İnsanlığın yazgısı, biyosferdeki değişimlere bağlıdır. Biyosferi insan müdahalesi ile değiştirmek kolay iş değildir. Ama yağmur bombası üzere yıllardan beri uygulanan müdahaleler var. Atmosfer içinde, 2 bin kilometre yükseklikte, başkalarıyla birlikte 52 bin uydu, yalnızca haberleşme suratını 5G, 6G 7G diye artırmak için mi dolaştırılacak? Bunların elektromanyetik dalga ve lazer ışını kullanması da mümkün olduğuna nazaran istedikleri ülkeyi, atom bombası örneğinde olduğu üzere bir iki uygulamayla birkaç saniye içinde teslim alamazlar mı? Atom bombası, Japonya'ya atılmadan evvel neydi? Dünyada kaç kişinin haberi vardı? Kaldı ki hidrojen bombası ve nötron bombası de geliştirildi lakin kullanılmadı.
***
Bir orta Obama'nın Nobel fizik mükafatı sahibi Güç Bakanı Dr. Steven Chu, “Evlerinizi, çatılarınızı beyaza boyayın” diyerek Amerikalıları uyarmış ve global ısınmayı bu biçimde durdurmanın mümkün olduğunu söylemişti. Böylelikle güneş ışınlarının geri dönmesinin sağlanabileceğini belirtmişti. Bill Gates ise on bin uçak ile 2 bin metre yükseklikte tebeşir tozu püskürterek tıpkı sonucun elde edilebileceğini söylüyor. Bunlar, kendi açıklamalarıdır. Olağan ne sonuç verir bilmiyoruz ancak adam bunu söylüyor ve yapabilme kabiliyeti de var.
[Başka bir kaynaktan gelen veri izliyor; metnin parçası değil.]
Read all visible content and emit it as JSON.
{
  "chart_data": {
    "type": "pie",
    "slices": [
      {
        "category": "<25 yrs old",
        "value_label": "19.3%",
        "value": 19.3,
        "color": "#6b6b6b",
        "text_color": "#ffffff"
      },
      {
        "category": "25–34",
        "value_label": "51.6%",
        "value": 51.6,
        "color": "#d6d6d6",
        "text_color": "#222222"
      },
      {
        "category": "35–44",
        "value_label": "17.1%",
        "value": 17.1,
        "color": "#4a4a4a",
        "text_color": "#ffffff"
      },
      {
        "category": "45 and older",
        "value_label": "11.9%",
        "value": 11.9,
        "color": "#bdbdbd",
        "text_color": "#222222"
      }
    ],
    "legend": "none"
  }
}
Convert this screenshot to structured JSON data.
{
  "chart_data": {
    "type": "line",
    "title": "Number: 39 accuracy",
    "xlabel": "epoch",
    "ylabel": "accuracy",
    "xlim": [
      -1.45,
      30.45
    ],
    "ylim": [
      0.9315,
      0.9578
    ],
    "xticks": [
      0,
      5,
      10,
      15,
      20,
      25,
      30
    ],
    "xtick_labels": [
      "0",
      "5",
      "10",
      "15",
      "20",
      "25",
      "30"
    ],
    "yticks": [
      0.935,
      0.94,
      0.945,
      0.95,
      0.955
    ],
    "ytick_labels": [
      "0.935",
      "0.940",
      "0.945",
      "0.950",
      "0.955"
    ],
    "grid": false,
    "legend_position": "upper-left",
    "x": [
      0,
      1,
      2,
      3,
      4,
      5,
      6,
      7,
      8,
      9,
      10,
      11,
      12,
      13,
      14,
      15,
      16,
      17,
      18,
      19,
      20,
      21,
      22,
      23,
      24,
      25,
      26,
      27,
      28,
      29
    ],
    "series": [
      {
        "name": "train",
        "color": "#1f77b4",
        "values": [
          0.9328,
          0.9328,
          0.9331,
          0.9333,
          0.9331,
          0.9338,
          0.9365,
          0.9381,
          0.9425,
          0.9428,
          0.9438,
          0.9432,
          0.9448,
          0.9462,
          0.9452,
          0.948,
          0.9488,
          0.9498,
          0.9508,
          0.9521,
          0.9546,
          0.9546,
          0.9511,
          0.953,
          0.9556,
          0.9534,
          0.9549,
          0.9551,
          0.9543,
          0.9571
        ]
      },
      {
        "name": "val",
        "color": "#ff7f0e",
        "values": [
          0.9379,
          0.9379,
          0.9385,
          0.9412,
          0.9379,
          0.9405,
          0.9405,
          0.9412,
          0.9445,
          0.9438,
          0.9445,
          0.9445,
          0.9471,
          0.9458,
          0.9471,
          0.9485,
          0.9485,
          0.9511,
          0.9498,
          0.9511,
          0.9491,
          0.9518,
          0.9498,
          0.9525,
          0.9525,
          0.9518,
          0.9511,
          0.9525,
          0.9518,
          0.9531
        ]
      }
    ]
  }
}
Biyolojik bir varlık olan virüse karşı üretilecek aşı, insanların bedenine moleküler parçacık yani verici yerleştirmek midir, yoksa aşının da biyolojik olması mı gerekir? Türkiye'de aşı üretimi yapan Hıfzısıhha'nın kapatılmış olması ve artık de Bill Gates'in yönettiği global aşı projesine katılmaktan kelam edilmesi, gereğince tasa verici bir durum değil midir?